How to Find a Gold Mine: Resources on Where to Find Gold Mines
There are plenty or reasons why amateur gold prospectors might be interested in how to find gold mines–whether active or abandoned–in their state. As we’ve said before many times on this blog, the best place for panning, prospecting or metal detecting for gold is in geographic locations where it has been found in the past. If gold has been extracted from a general area previously–even if it was many decades ago–then the odds are that it still exists there for someone to find. An area where a gold mine once existed is a very likely place for your to find gold nuggets, flakes and dust in small amounts today.
Remember: just because a gold mine was abandoned doesn’t mean that they extracted all of the gold out of the area. On the contrary, there is almost certainly plenty of gold deposit traces left in the general vicinity of almost every abandoned gold mine. Two important questions, though, are how much gold remains, and how easy it is to find.
Prospecting for gold around the locations of closed gold mines can be done in several ways, but the methods most likely to produce results are panning for flakes in nearby creeks and streams, or metal detecting for gold nuggets below the ground. After you’ve identified locations of nearby abandoned gold mines, it will help if you can do some research on what kind of gold was mined there, how prominent it was, and whether or not amateur prospectors have panned or metal detected for gold successfully in that area.
Another consideration when trying to find gold mines is whether or not amateur prospecting, metal detecting and panning is allowed on the property today. If the land is private, then you can’t prospect for gold there without permission from the owners, and you could get into legal trouble if you trespass on the land. If it’s public land or owned by the federal or state government, then it might allow certain forms of recreational prospecting.

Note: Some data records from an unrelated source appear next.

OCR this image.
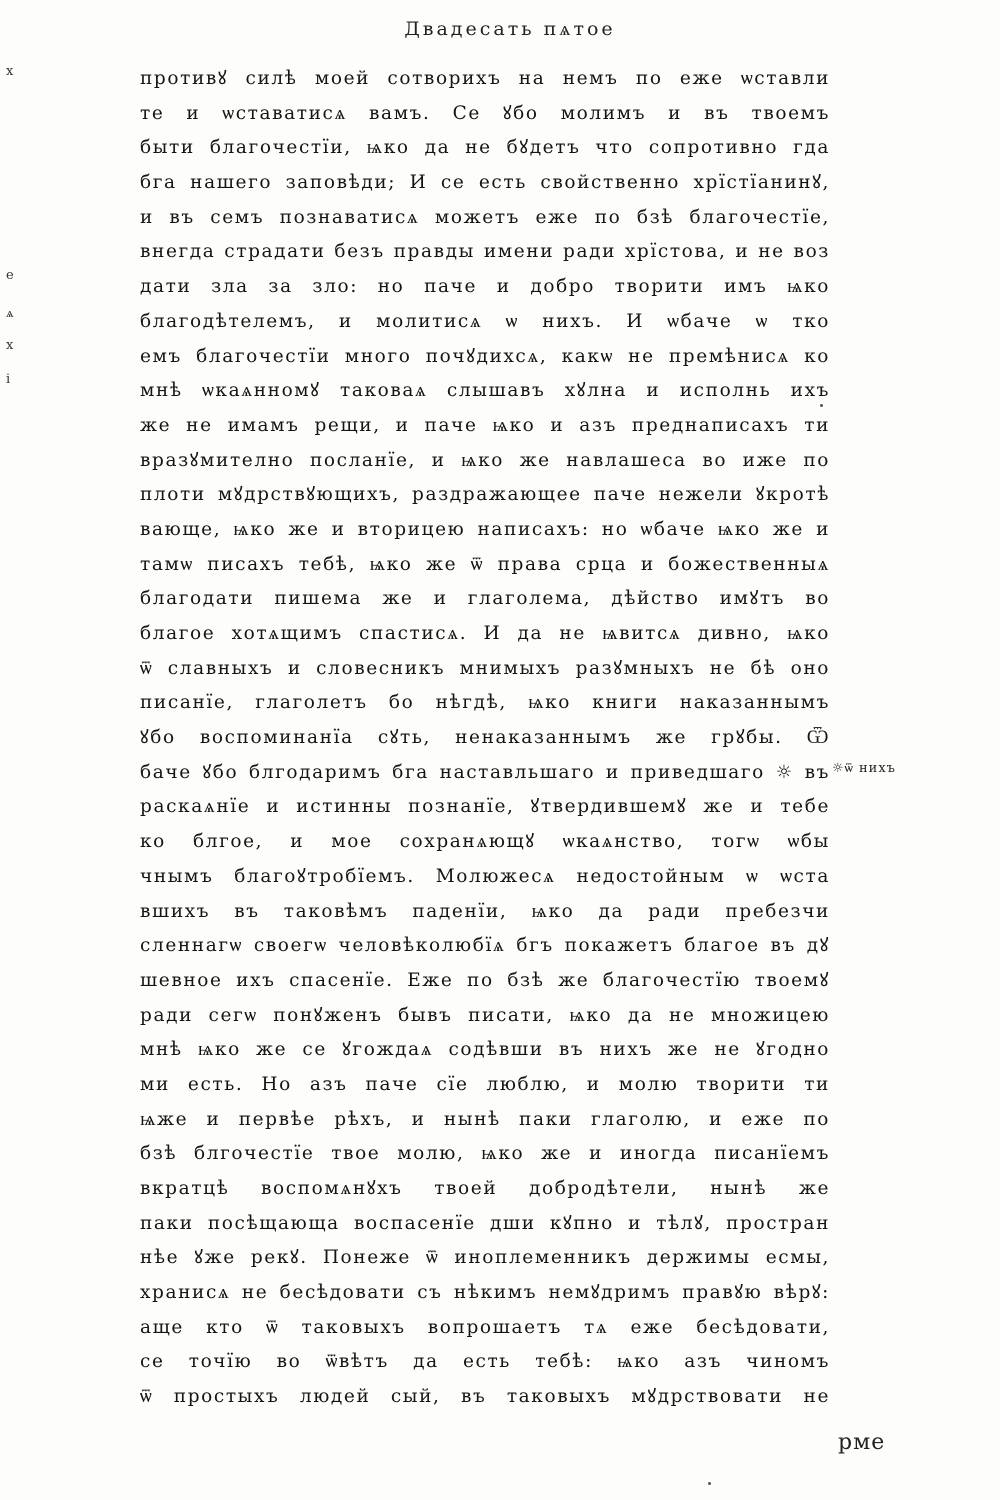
х
е
ѧ
х
і
Двадесать пѧтое
противꙋ силѣ моей сотворихъ на немъ по еже ѡставли
те и ѡставатисѧ вамъ. Се ꙋбо молимъ и въ твоемъ
быти благочестїи, ѩко да не бꙋдетъ что сопротивно гда
бга нашего заповѣди; И се есть свойственно хрїстїанинꙋ,
и въ семъ познаватисѧ можетъ еже по бзѣ благочестїе,
внегда страдати безъ правды имени ради хрїстова, и не воз
дати зла за зло: но паче и добро творити имъ ѩко
благодѣтелемъ, и молитисѧ ѡ нихъ. И ѡбаче ѡ тко
емъ благочестїи много почꙋдихсѧ, какѡ не премѣнисѧ ко
мнѣ ѡкаѧнномꙋ таковаѧ слышавъ хꙋлна и исполнь ихъ
же не имамъ рещи, и паче ѩко и азъ преднаписахъ ти
вразꙋмително посланїе, и ѩко же навлашеса во иже по
плоти мꙋдрствꙋющихъ, раздражающее паче нежели ꙋкротѣ
вающе, ѩко же и вторицею написахъ: но ѡбаче ѩко же и
тамѡ писахъ тебѣ, ѩко же ѿ права срца и божественныѧ
благодати пишема же и глаголема, дѣйство имꙋтъ во
благое хотѧщимъ спастисѧ. И да не ѩвитсѧ дивно, ѩко
ѿ славныхъ и словесникъ мнимыхъ разꙋмныхъ не бѣ оно
писанїе, глаголетъ бо нѣгдѣ, ѩко книги наказаннымъ
ꙋбо воспоминанїа сꙋть, ненаказаннымъ же грꙋбы. Ѿ
баче ꙋбо блгодаримъ бга наставльшаго и приведшаго ☼ въ
раскаѧнїе и истинны познанїе, ꙋтвердившемꙋ же и тебе
ко блгое, и мое сохранѧющꙋ ѡкаѧнство, тогѡ ѡбы
чнымъ благоꙋтробїемъ. Молюжесѧ недостойным ѡ ѡста
вшихъ въ таковѣмъ паденїи, ѩко да ради пребезчи
сленнагѡ своегѡ человѣколюбїѧ бгъ покажетъ благое въ дꙋ
шевное ихъ спасенїе. Еже по бзѣ же благочестїю твоемꙋ
ради сегѡ понꙋженъ бывъ писати, ѩко да не множицею
мнѣ ѩко же се ꙋгождаѧ содѣвши въ нихъ же не ꙋгодно
ми есть. Но азъ паче сїе люблю, и молю творити ти
ѩже и первѣе рѣхъ, и нынѣ паки глаголю, и еже по
бзѣ блгочестїе твое молю, ѩко же и иногда писанїемъ
вкратцѣ воспомѧнꙋхъ твоей добродѣтели, нынѣ же
паки посѣщающа воспасенїе дши кꙋпно и тѣлꙋ, простран
нѣе ꙋже рекꙋ. Понеже ѿ иноплеменникъ держимы есмы,
хранисѧ не бесѣдовати съ нѣкимъ немꙋдримъ правꙋю вѣрꙋ:
аще кто ѿ таковыхъ вопрошаетъ тѧ еже бесѣдовати,
се точїю во ѿвѣтъ да есть тебѣ: ѩко азъ чиномъ
ѿ простыхъ людей сый, въ таковыхъ мꙋдрствовати не
☼ѿ нихъ
рме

Always remain realistic with your expectations when you prospect for gold at the site of a former mine. The truth is that if an abandoned mine still has plenty of easily-found gold still lying around, then the odds are that it has already been identified by panners and prospectors and will already be a well-known, popular spot for recreational prospecting. That doesn’t mean that you can’t still find gold at that location, but you should do it because you enjoy the outdoor activity, not because you think you’re going to strike it rich after an afternoon of panning in a river or creek.
States where large scale gold mines have operated include Alabama, Alaska, Arizona, California, Colorado, Florida, Georgia, Idaho, Maryland, Michigan, Montana, Nevada, New Mexico, North Carolina, Oregon, Pennsylvania, South Carolina, South Dakota, Tennessee, Texas, Utah, Virginia, Washington and Wyoming.